En vue du lancement du web-documentaire Jazz Petite-Bourgogne en juin, cette
série d'entrevues expose la vision de créateurs du projet, en plus de partager
l'enthousiasme d'acteurs de la scène musicale et du domaine des médias.
Entretien jazzé avec Robin Bruneau, propriétaire du club de jazz montréalais Dièse
Onze.
Dièse Onze |
Quels styles de jazz peut-on entendre au Dièse
Onze?
On y accueille vraiment des musiciens de tous les styles, que ce
soit de jazz manouche, de Dixieland et d'influences new-yorkaises. Il y a, à
Montréal, beaucoup de très très bons musiciens, si on compare avec l'Europe ou
même New York. Et des petits lieux de spectacle comme le Dièse Onze (il y
en a d'autres aussi) leur permettent de se produire. Car la mission du Dièse,
c'est de faire jouer les musiciens qui ne jouent pas assez. Il peut s'agir de
musiciens chevronnés comme Yannick Rieu qui joue du jazz depuis plus de 30 ans
et qui s'y produit deux fois par mois. Ou encore, tous les mardis, d'un combo
de jazz de l'Université de Montréal : de jeunes étudiants que l'on place
en situation de concert devant une vraie clientèle.
Qu'est-ce qui caractérise la scène musicale
montréalaise actuelle?
Beaucoup de musiciens passent leur baccalauréat à Montréal et vont
par la suite se perfectionner à New York. On sent donc une forte influence
new-yorkaise chez les plus jeunes. Et j'y reviens, mais ce qui caractérise la
scène montréalaise, c'est l'abondance de musiciens qu'on y trouve. Il y a très
peu de villes en Europe, par exemple, qui comptent quatre universités qui
offrent une formation de jazz jusqu'à la maîtrise. Montréal est une remarquable
pépinière de musiciens.
Robin Bruneau |
Dans les années 1940, les cabarets du quartier La
Petite-Bourgogne ont vu défiler de grands jazzmen. Y a-t-il des musiciens de
renoms qui sont produits plus récemment au Dièse Onze?
De temps
à autre, je fais venir des musiciens qui sont plus connus. Dernièrement, on a
reçu Marc Copland. Et on a déjà eu David Binney, un saxophoniste assez en vogue
à New York. Cependant, il ne s'agit pas de la mission du Dièse Onze que
d'aller chercher de grands noms. Il existe d'autres clubs qui travaillent avec
des musiciens internationaux, comme l'Upstairs. Comme on trouve déjà à Montréal une abondance de musiciens de
talent, il me semble essentiel de faire d'abord travailler ceux-ci. Néanmoins,
bon nombre de ceux qui passent au Dièse ont une réputation qui dépasse nos
frontières. Je pense à François Bourassa, à Jean-Pierre Zanella ou encore à
Yannick Rieu que j'ai nommé plus tôt. Ces musiciens font des tournées
internationales en Europe, jusqu'en Chine... On connaît souvent bien mal les
artistes d'ici.
Le jazz a connu ses heures de gloire à Montréal
dans les années 1940. Croyez-vous que sa popularité est aujourd'hui en baisse?

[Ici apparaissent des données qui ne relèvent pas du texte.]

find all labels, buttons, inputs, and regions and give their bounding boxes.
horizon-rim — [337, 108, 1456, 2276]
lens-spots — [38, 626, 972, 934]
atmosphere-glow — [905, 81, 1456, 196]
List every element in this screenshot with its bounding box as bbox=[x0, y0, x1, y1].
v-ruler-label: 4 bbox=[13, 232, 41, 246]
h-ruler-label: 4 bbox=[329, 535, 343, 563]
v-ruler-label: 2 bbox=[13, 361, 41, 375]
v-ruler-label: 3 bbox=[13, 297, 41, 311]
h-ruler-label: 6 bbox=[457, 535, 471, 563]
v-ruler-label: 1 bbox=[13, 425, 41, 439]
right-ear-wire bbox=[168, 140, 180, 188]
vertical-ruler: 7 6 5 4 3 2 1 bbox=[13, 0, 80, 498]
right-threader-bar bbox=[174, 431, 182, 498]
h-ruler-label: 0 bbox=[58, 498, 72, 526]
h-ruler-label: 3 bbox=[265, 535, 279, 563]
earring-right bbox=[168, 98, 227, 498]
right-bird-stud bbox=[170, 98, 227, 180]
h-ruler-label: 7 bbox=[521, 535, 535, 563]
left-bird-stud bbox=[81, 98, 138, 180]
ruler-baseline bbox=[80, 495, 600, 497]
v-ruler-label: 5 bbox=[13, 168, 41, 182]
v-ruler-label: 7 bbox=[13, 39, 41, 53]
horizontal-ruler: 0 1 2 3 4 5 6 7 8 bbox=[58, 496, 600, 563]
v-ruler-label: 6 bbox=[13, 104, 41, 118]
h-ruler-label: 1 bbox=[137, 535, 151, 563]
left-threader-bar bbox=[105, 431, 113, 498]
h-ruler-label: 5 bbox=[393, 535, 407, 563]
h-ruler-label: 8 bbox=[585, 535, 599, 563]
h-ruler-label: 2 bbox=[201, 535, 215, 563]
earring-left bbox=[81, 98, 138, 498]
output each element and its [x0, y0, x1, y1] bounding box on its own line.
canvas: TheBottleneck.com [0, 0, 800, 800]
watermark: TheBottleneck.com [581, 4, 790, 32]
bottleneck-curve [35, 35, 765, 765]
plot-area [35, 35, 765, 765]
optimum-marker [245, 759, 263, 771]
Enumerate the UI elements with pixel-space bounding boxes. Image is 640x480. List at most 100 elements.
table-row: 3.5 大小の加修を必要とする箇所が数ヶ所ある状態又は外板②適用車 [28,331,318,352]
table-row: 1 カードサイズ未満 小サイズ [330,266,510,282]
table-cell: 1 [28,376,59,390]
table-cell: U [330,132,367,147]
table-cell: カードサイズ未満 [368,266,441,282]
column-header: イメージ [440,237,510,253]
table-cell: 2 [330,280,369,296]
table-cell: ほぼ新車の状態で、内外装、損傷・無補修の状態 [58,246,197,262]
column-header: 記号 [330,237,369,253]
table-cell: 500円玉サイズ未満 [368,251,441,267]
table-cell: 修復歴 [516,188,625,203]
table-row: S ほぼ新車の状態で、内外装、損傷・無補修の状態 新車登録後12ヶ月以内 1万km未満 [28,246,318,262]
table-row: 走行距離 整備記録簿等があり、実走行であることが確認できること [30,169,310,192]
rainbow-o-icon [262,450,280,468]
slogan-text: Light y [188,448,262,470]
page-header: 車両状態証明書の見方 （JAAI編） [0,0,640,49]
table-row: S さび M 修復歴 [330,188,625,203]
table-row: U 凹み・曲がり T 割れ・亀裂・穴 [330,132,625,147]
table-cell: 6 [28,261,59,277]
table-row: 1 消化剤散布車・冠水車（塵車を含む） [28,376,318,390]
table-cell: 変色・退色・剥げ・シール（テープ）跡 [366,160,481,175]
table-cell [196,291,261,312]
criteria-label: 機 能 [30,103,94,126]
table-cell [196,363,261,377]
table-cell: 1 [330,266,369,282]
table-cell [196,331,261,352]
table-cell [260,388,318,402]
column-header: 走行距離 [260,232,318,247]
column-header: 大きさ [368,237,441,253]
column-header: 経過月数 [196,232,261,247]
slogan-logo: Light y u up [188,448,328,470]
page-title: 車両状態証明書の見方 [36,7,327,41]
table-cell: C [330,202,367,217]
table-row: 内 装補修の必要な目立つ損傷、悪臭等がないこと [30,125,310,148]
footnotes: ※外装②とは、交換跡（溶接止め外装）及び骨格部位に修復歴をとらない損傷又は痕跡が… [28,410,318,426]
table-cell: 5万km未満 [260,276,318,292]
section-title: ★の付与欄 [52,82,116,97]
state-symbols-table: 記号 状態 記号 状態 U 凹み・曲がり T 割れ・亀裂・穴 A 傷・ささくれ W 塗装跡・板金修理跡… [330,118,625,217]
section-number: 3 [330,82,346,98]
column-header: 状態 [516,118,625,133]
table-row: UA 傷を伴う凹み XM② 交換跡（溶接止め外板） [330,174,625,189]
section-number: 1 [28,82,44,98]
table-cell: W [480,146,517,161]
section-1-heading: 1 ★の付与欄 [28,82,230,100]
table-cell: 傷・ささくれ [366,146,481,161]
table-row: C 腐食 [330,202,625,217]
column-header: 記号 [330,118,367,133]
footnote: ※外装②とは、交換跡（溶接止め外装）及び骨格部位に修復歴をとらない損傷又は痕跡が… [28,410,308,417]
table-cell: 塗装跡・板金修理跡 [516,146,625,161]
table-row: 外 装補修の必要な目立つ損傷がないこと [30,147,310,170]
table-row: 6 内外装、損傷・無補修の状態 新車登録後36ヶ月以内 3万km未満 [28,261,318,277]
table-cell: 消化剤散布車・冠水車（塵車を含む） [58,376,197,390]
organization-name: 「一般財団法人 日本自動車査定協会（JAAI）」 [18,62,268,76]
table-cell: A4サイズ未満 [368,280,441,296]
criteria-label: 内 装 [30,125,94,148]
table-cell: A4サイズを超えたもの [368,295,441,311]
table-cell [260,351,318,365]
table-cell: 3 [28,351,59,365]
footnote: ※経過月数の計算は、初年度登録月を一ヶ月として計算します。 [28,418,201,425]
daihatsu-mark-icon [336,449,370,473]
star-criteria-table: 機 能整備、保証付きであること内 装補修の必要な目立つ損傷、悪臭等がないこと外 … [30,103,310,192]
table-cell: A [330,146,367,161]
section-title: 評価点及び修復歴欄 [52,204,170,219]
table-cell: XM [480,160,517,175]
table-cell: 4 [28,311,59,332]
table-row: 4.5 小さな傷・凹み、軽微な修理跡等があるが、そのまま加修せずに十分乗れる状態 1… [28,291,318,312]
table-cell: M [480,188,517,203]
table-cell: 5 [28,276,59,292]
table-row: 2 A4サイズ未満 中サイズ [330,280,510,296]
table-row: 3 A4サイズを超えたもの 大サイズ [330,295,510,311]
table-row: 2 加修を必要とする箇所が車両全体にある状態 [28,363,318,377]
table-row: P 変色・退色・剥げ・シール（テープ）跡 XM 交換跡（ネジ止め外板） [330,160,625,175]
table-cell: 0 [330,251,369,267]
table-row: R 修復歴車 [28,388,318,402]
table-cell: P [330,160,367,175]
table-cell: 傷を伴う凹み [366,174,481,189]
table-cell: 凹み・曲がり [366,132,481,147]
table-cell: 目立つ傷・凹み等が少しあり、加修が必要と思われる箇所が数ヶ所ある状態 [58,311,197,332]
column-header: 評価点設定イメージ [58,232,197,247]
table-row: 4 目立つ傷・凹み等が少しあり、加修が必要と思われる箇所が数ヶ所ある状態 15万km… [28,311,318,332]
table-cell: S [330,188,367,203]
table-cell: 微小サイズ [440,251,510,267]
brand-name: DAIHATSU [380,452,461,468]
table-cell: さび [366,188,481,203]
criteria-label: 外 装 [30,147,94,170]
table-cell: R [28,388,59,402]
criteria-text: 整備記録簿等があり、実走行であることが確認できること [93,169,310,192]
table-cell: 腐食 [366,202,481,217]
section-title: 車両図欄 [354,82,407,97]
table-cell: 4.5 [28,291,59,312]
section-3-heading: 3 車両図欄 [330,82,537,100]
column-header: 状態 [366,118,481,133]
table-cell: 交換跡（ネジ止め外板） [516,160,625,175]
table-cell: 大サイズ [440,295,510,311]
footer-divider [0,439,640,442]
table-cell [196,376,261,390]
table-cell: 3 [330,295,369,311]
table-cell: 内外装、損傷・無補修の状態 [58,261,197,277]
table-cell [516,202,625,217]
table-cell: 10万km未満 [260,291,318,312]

Je crois que le jazz ne se démodera jamais, un peu comme la
musique classique. Toutefois, il est nécessaire de faire des efforts pour
recréer l'effervescence d'autrefois. Je suis de ceux qui pensent qu'il faut
qu'il y ait plus de clubs de jazz, car je crois que c'est l'offre qui va créer
la demande.
Avez-vous l'impression que certains musiciens
vivent de nostalgie en retournant à d'anciens styles, au swing par exemple?
Il est vrai que le swing est un courant très à la mode – on fait même maintenant de l’électro-swing.
Mais pour la plupart des musiciens, ces projets musicaux sont plus
« alimentaires » que personnels. Ce courant nostalgique provient
plutôt d'un mouvement populaire. Je crois au contraire que la majorité des
musiciens ont une vision très moderne du jazz : une musique qui a
énormément évolué avec le temps et avec son temps.